Nuove barchePrima lezione di volo per il Knierim Mini

Michael Good

 · 19.10.2020

Nuove barche: prima lezione di volo per il Knierim MiniFoto: Knierim Yachtbau
Knierim Mini
Un Mini 6.50 "volabile" è stato completato presso la Knierim Yachtbau. Il nano oceanico ha superato con successo i primi test di traino sui foil.

Il disegno è opera del francese Thomas Tison ed è davvero notevole. La prua estremamente piatta, quasi rettangolare, è particolarmente evidente. Sono inoltre presenti numerose appendici dello scafo: foil laterali a V, una chiglia basculante con una deflessione di 45 gradi su ciascun lato, oltre a una tavola centrale che può essere sollevata per ottenere una maggiore superficie laterale sul vento. Il timone singolo con foil a T è attaccato a un'estensione a poppa e a una certa distanza dalla barca, simile a quella del foiling moth. La profondità del profilo del cosiddetto "elevatore" può essere regolata dal pozzetto - emozionante e molto insolito; ad oggi ancora unico nella forma e nel design nella classe Mini 6.50.
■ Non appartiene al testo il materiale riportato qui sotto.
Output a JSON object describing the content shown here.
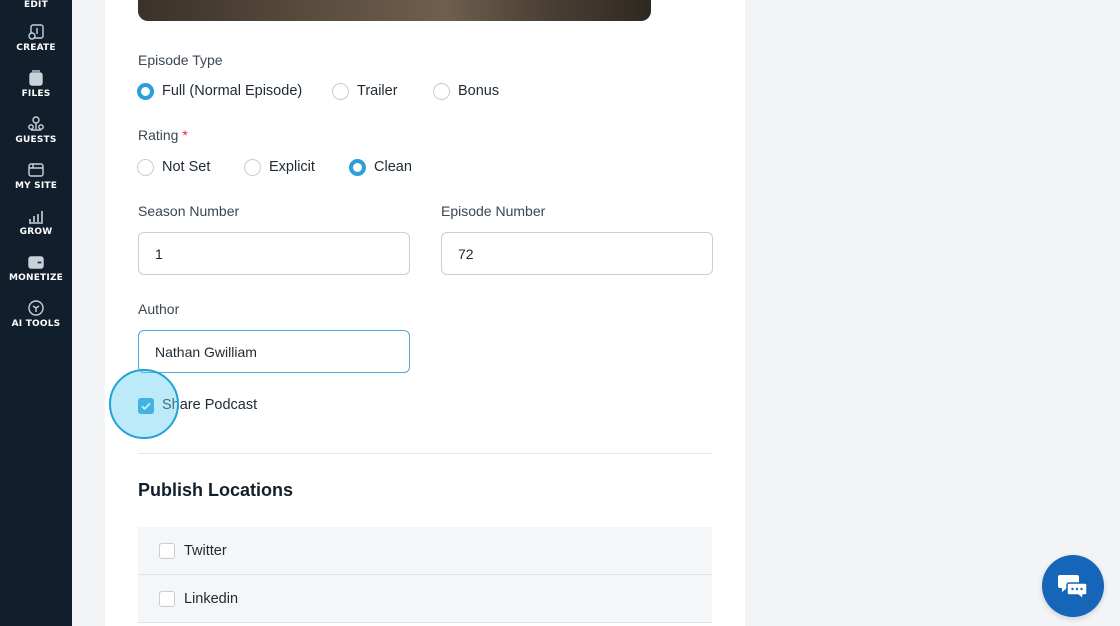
{
  "sidebar": {
    "items": [
      {
        "label": "EDIT",
        "icon": "edit-icon"
      },
      {
        "label": "CREATE",
        "icon": "music-note-icon"
      },
      {
        "label": "FILES",
        "icon": "files-icon"
      },
      {
        "label": "GUESTS",
        "icon": "guests-icon"
      },
      {
        "label": "MY SITE",
        "icon": "browser-icon"
      },
      {
        "label": "GROW",
        "icon": "bar-chart-icon"
      },
      {
        "label": "MONETIZE",
        "icon": "wallet-icon"
      },
      {
        "label": "AI TOOLS",
        "icon": "ai-icon"
      }
    ]
  },
  "form": {
    "episode_type": {
      "label": "Episode Type",
      "options": [
        "Full (Normal Episode)",
        "Trailer",
        "Bonus"
      ],
      "selected": "Full (Normal Episode)"
    },
    "rating": {
      "label": "Rating",
      "required_mark": "*",
      "options": [
        "Not Set",
        "Explicit",
        "Clean"
      ],
      "selected": "Clean"
    },
    "season_number": {
      "label": "Season Number",
      "value": "1"
    },
    "episode_number": {
      "label": "Episode Number",
      "value": "72"
    },
    "author": {
      "label": "Author",
      "value": "Nathan Gwilliam"
    },
    "share_podcast": {
      "label": "Share Podcast",
      "checked": true
    }
  },
  "publish_locations": {
    "title": "Publish Locations",
    "items": [
      {
        "label": "Twitter",
        "checked": false
      },
      {
        "label": "Linkedin",
        "checked": false
      }
    ]
  },
  "colors": {
    "accent": "#2b9fd8",
    "sidebar_bg": "#101f2b",
    "chat_button": "#1565b8",
    "required": "#e0293a"
  },
  "chat_widget": {
    "icon": "chat-bubbles-icon"
  }
}
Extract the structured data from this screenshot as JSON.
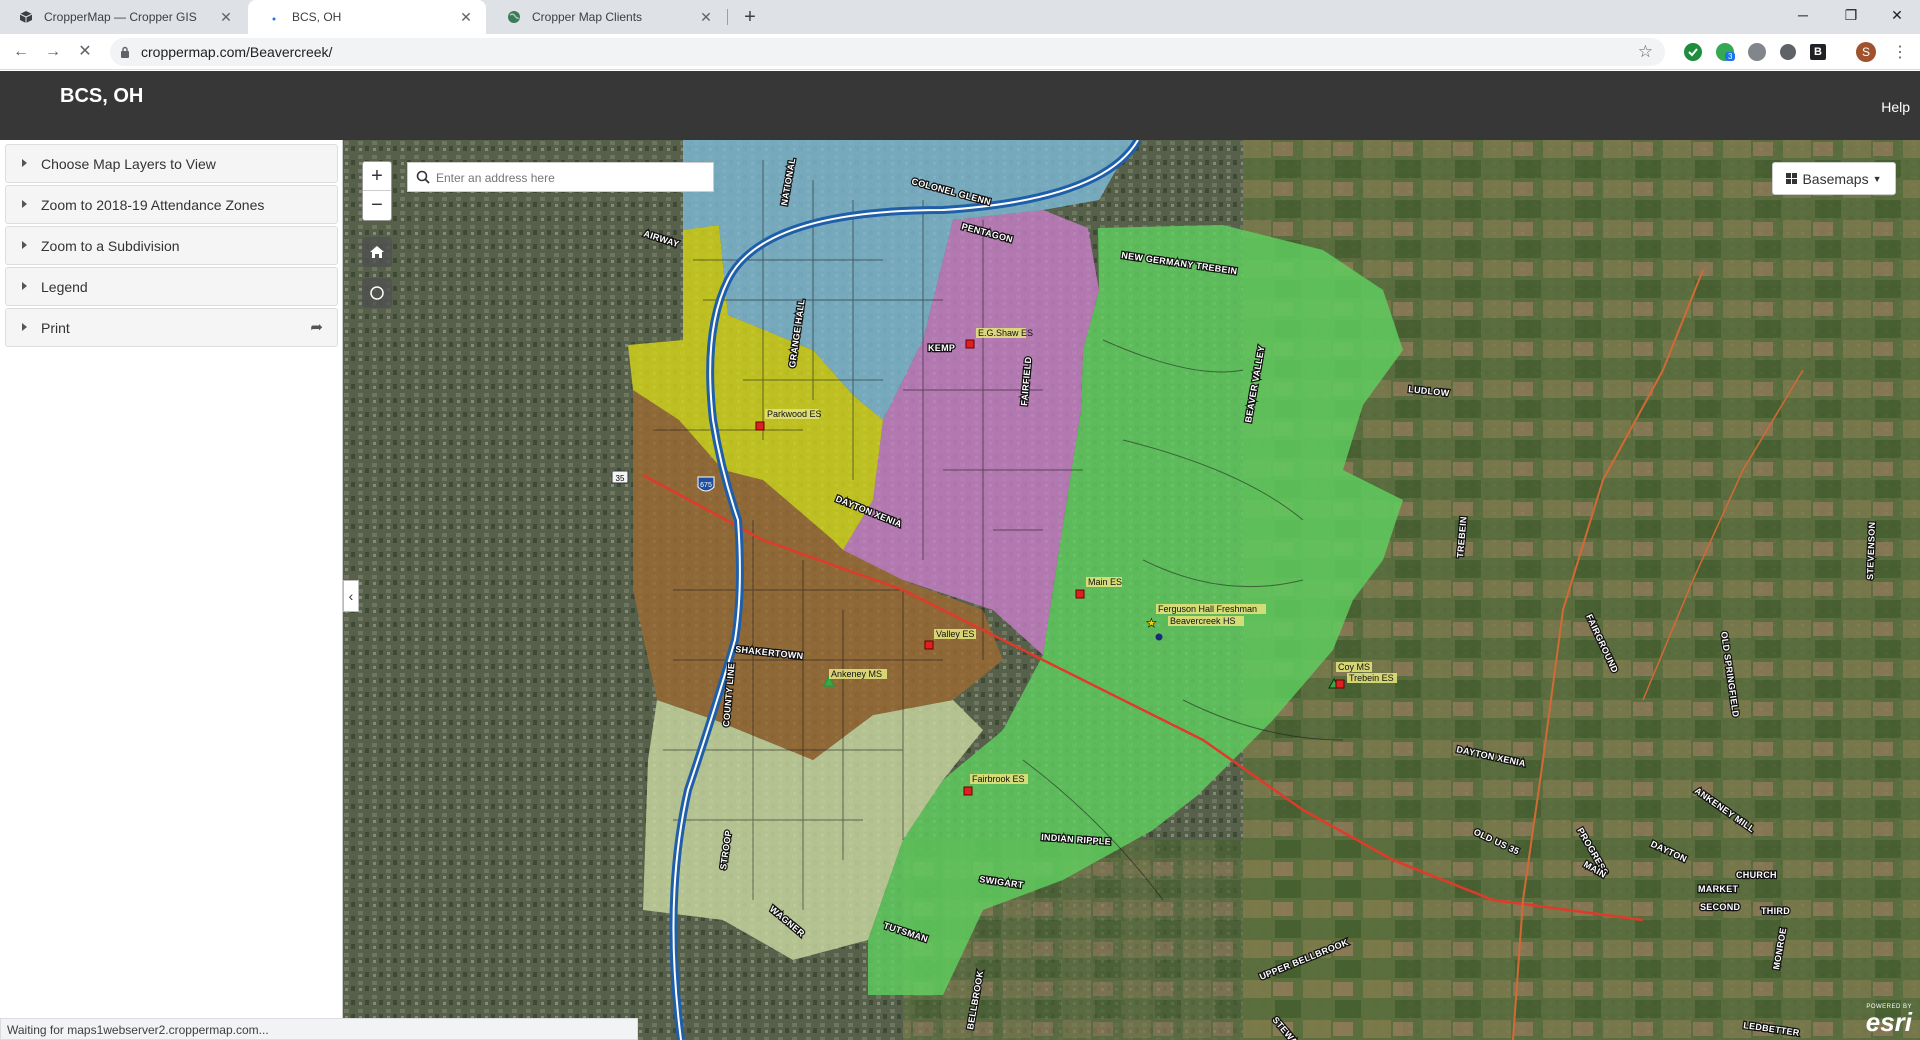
{
  "browser": {
    "tabs": [
      {
        "title": "CropperMap — Cropper GIS",
        "favicon": "cube-icon"
      },
      {
        "title": "BCS, OH",
        "favicon": "loading-dot"
      },
      {
        "title": "Cropper Map Clients",
        "favicon": "globe-icon"
      }
    ],
    "url": "croppermap.com/Beavercreek/",
    "profile_initial": "S",
    "extension_badge": "3",
    "status": "Waiting for maps1webserver2.croppermap.com..."
  },
  "app": {
    "title": "BCS, OH",
    "help": "Help"
  },
  "sidebar": {
    "panels": [
      {
        "label": "Choose Map Layers to View"
      },
      {
        "label": "Zoom to 2018-19 Attendance Zones"
      },
      {
        "label": "Zoom to a Subdivision"
      },
      {
        "label": "Legend"
      },
      {
        "label": "Print"
      }
    ]
  },
  "map": {
    "search_placeholder": "Enter an address here",
    "basemaps_label": "Basemaps",
    "attribution_top": "POWERED BY",
    "attribution_logo": "esri",
    "zone_colors": {
      "blue": "#7fb9d6",
      "yellow": "#d4d41a",
      "purple": "#c77fc7",
      "brown": "#9c6a34",
      "light_green": "#c8d8a0",
      "green": "#5fd05f"
    },
    "schools": [
      "E.G.Shaw ES",
      "Parkwood ES",
      "Main ES",
      "Ferguson Hall Freshman",
      "Beavercreek HS",
      "Valley ES",
      "Ankeney MS",
      "Coy MS",
      "Trebein ES",
      "Fairbrook ES"
    ],
    "roads": [
      "COLONEL GLENN",
      "PENTAGON",
      "NEW GERMANY TREBEIN",
      "AIRWAY",
      "NATIONAL",
      "GRANGE HALL",
      "KEMP",
      "FAIRFIELD",
      "BEAVER VALLEY",
      "LUDLOW",
      "DAYTON XENIA",
      "TREBEIN",
      "SHAKERTOWN",
      "COUNTY LINE",
      "INDIAN RIPPLE",
      "SWIGART",
      "STROOP",
      "WAGNER",
      "TUTSMAN",
      "UPPER BELLBROOK",
      "BELLBROOK",
      "STEWART",
      "FAIRGROUND",
      "OLD SPRINGFIELD",
      "STEVENSON",
      "ANKENEY MILL",
      "OLD US 35",
      "PROGRESS",
      "DAYTON",
      "MAIN",
      "MARKET",
      "CHURCH",
      "SECOND",
      "THIRD",
      "MONROE",
      "LEDBETTER",
      "35",
      "675"
    ]
  }
}
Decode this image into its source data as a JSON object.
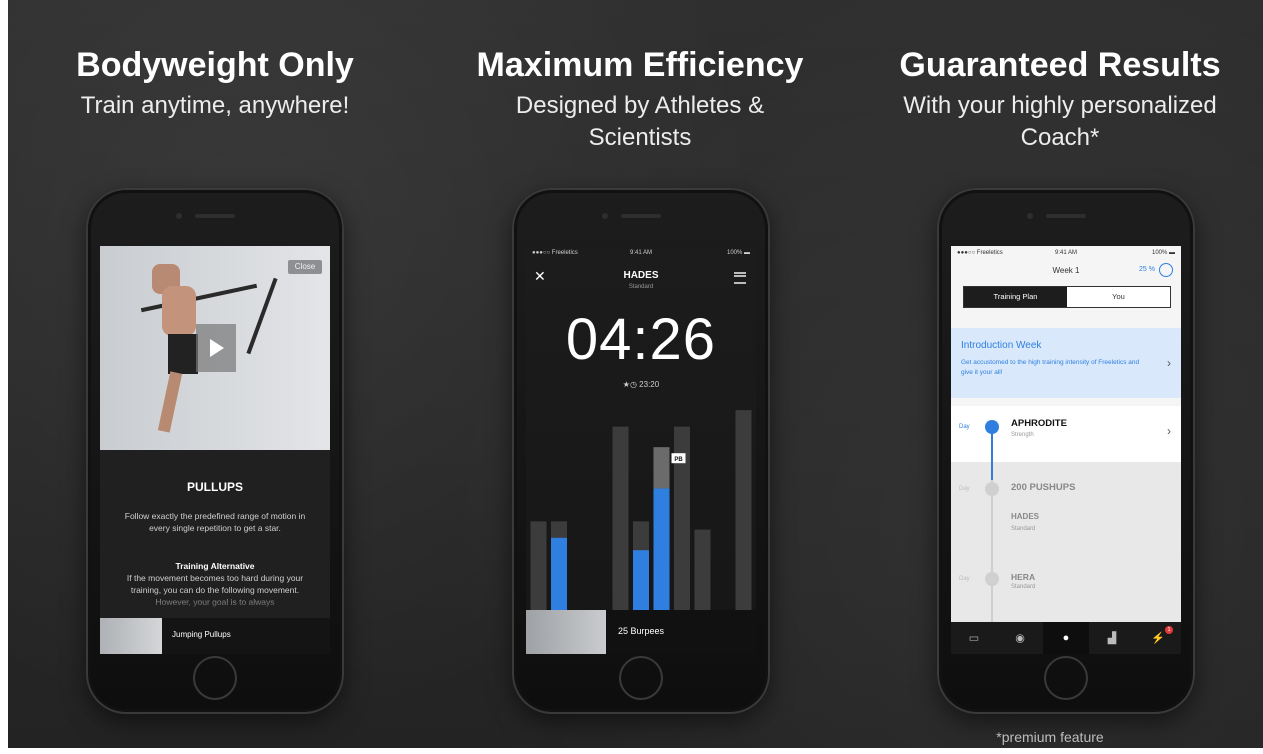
{
  "columns": [
    {
      "title": "Bodyweight Only",
      "subtitle_lines": [
        "Train anytime, anywhere!"
      ]
    },
    {
      "title": "Maximum Efficiency",
      "subtitle_lines": [
        "Designed by Athletes &",
        "Scientists"
      ]
    },
    {
      "title": "Guaranteed Results",
      "subtitle_lines": [
        "With your highly personalized",
        "Coach*"
      ]
    }
  ],
  "phone1": {
    "close_label": "Close",
    "exercise_title": "PULLUPS",
    "description": "Follow exactly the predefined range of motion in every single repetition to get a star.",
    "alt_title": "Training Alternative",
    "alt_text": "If the movement becomes too hard during your training, you can do the following movement. However, your goal is to always",
    "bottom_label": "Jumping Pullups"
  },
  "phone2": {
    "status": {
      "carrier": "●●●○○ Freeletics",
      "time": "9:41 AM",
      "battery": "100% ▬"
    },
    "close_symbol": "✕",
    "workout_name": "HADES",
    "workout_variant": "Standard",
    "timer": "04:26",
    "personal_best": "23:20",
    "pb_label": "PB",
    "bottom_label": "25 Burpees",
    "chart": {
      "bars": [
        {
          "total": 0.44,
          "fill": 0.0
        },
        {
          "total": 0.44,
          "fill": 0.36
        },
        {
          "total": 0.0,
          "fill": 0.0
        },
        {
          "total": 0.0,
          "fill": 0.0
        },
        {
          "total": 0.9,
          "fill": 0.0
        },
        {
          "total": 0.44,
          "fill": 0.3
        },
        {
          "total": 0.8,
          "fill": 0.6
        },
        {
          "total": 0.9,
          "fill": 0.0
        },
        {
          "total": 0.4,
          "fill": 0.0
        },
        {
          "total": 0.0,
          "fill": 0.0
        },
        {
          "total": 0.98,
          "fill": 0.0
        }
      ],
      "colors": {
        "bar": "#3c3c3c",
        "fill": "#2f7fe0",
        "highlight": "#6b6b6b"
      }
    }
  },
  "phone3": {
    "status": {
      "carrier": "●●●○○ Freeletics",
      "time": "9:41 AM",
      "battery": "100% ▬"
    },
    "week_label": "Week 1",
    "progress_label": "25 %",
    "tabs": [
      "Training Plan",
      "You"
    ],
    "intro_title": "Introduction Week",
    "intro_text": "Get accustomed to the high training intensity of Freeletics and give it your all!",
    "day_label": "Day",
    "workouts": [
      {
        "day": "1",
        "name": "APHRODITE",
        "sub": "Strength"
      },
      {
        "day": "2",
        "name": "200 PUSHUPS",
        "sub": ""
      },
      {
        "day": "",
        "name": "HADES",
        "sub": "Standard"
      },
      {
        "day": "3",
        "name": "HERA",
        "sub": "Standard"
      }
    ],
    "badge_count": "1",
    "tab_icons": [
      "chat-icon",
      "medal-icon",
      "coach-icon",
      "podium-icon",
      "bolt-icon"
    ]
  },
  "footnote": "*premium feature",
  "colors": {
    "accent_blue": "#2f7fe0",
    "bg_dark": "#2a2a2a"
  }
}
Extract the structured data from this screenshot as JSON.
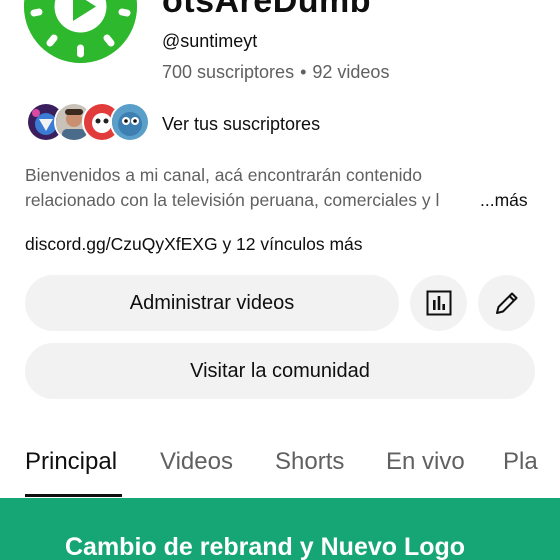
{
  "channel": {
    "title": "otsAreDumb",
    "handle": "@suntimeyt",
    "subscribers": "700 suscriptores",
    "separator": "•",
    "videos": "92 videos",
    "avatar_icon": "sun-play-logo-icon",
    "avatar_color": "#2eb82e"
  },
  "subscribers_preview": {
    "label": "Ver tus suscriptores"
  },
  "description": {
    "line1": "Bienvenidos a mi canal, acá encontrarán contenido",
    "line2": "relacionado con la televisión peruana, comerciales y l",
    "more": "...más"
  },
  "links": {
    "main": "discord.gg/CzuQyXfEXG",
    "extra": " y 12 vínculos más"
  },
  "actions": {
    "manage_videos": "Administrar videos",
    "stats_icon": "analytics-icon",
    "edit_icon": "pencil-icon",
    "visit_community": "Visitar la comunidad"
  },
  "tabs": [
    {
      "label": "Principal",
      "active": true
    },
    {
      "label": "Videos",
      "active": false
    },
    {
      "label": "Shorts",
      "active": false
    },
    {
      "label": "En vivo",
      "active": false
    },
    {
      "label": "Pla",
      "active": false
    }
  ],
  "banner": {
    "text": "Cambio de rebrand y Nuevo Logo",
    "color": "#16a676"
  }
}
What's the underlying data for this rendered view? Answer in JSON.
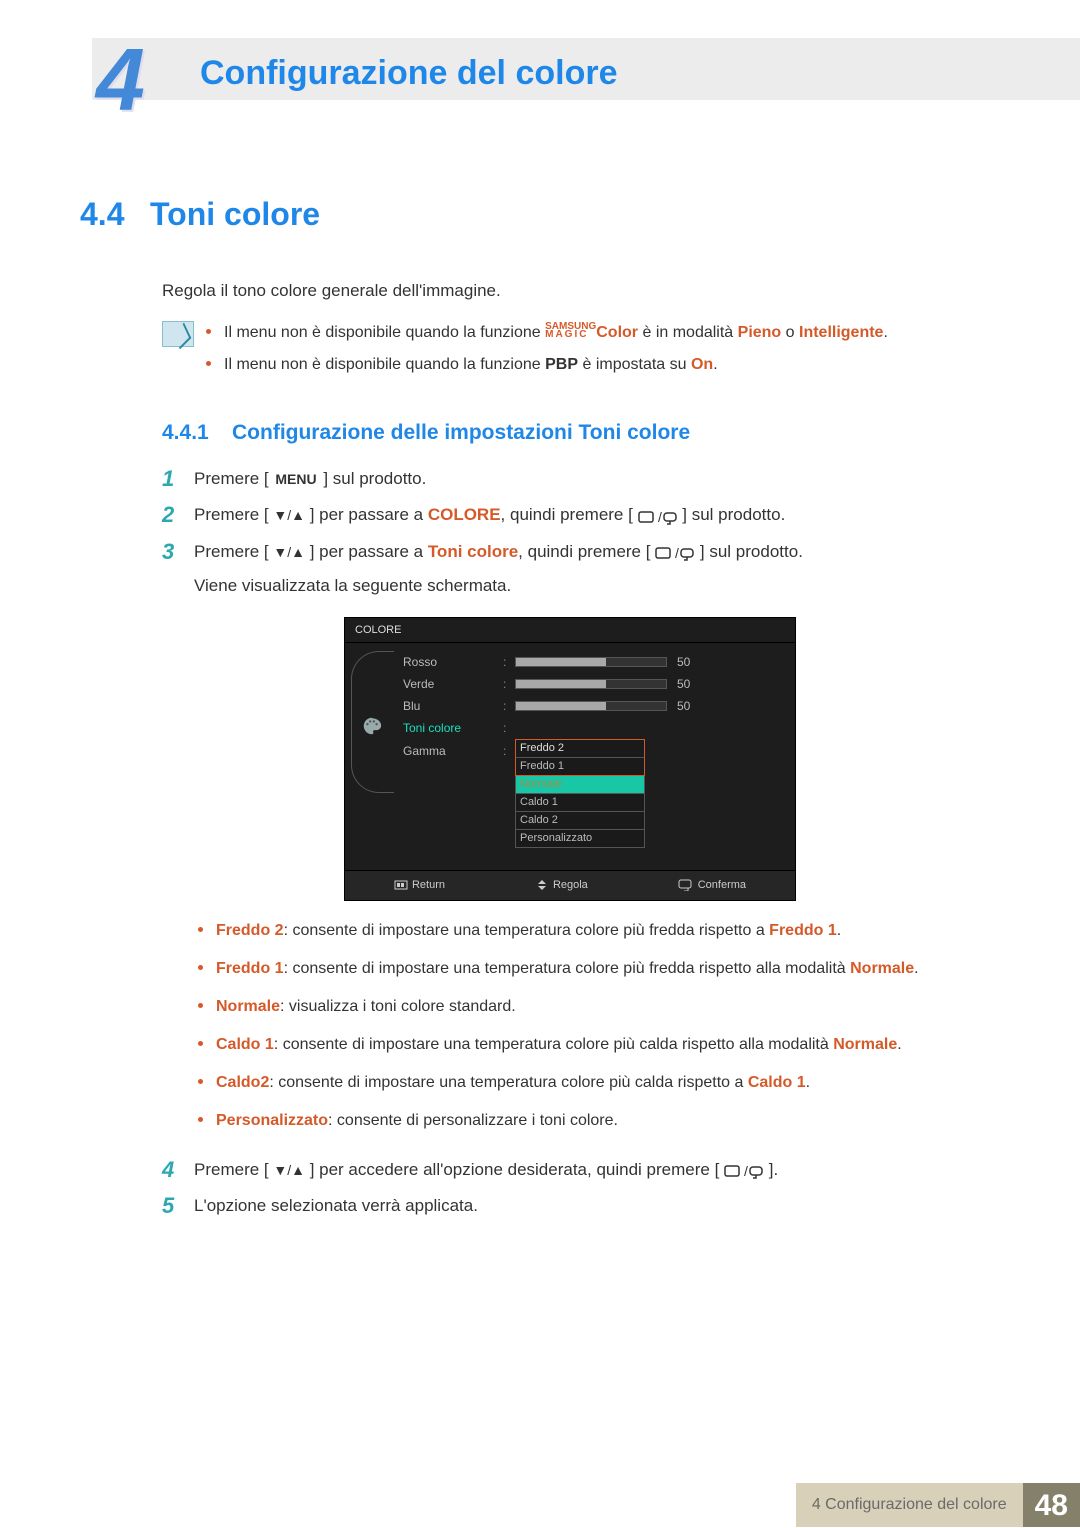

  Piatto sul fondo e tante appendici a scafo: il nuovo Mini 6.50 di Thomas Tison, costruito presso il cantiere Knierim di KielFoto: Knierim Yachtbau Piatto sul fondo e tante appendici a scafo: il nuovo Mini 6.50 di Thomas Tison, costruito presso il cantiere Knierim di Kiel

L'innovativo progetto è stato realizzato nell'officina high-tech di Knierim Yachtbau a Kiel. L'imbarcazione è interamente costituita da una struttura a sandwich in fibra di carbonio con laminati preimpregnati e un'anima a nido d'ape in Nomex. Il progettista Thomas Tison ha calcolato un peso di 200 grammi al metro quadro per gli strati interni e di 400 grammi al metro quadro per l'esterno dello scafo, rendendolo leggero come una piuma. Inoltre, ci sono ovviamente rinforzi in fibra di carbonio completamente laminati nella zona delle appendici della fusoliera, soprattutto dove sono ancorati i foil. Tra l'altro, le due ali laterali sono completamente retrattili per evitare la resistenza aggiuntiva in acqua quando c'è poco vento.

  Forme emozionanti: piatte nella parte anteriore, piatte nella parte inferioreFoto: Knierim Yachtbau Forme emozionanti: piatte nella parte anteriore, piatte nella parte inferiore

Secondo il progettista, il nano oceanico dovrebbe rientrare nelle attuali normative per i prototipi della classe Mini 6.50. Il piano prevede la partecipazione alla Mini Transat 2021 e alle regate di qualificazione che la precedono. Non è ancora chiaro chi sarà lo skipper del promettente Mini 6.50 di Knierim. Secondo l'amministratore delegato e project manager di Knierim, Steffen Müller, non si può escludere la possibilità che sia un velista tedesco a prendere in mano la nave. Il cantiere sta attualmente esaminando i possibili candidati.

Qualche giorno fa, lo scafo finito è stato sottoposto a un test di traino. L'imbarcazione è decollata rapidamente sulle ali ed è entrata immediatamente in una fase di volo sorprendentemente stabile, commenta Müller. Descrive i test come estremamente positivi. Anche l'attrezzatura in fibra di carbonio è già stata costruita ed è pronta per essere messa a punto. I primi test a vela potrebbero quindi aver luogo nelle prossime settimane. In ogni caso, non vediamo l'ora di fare le prime esperienze.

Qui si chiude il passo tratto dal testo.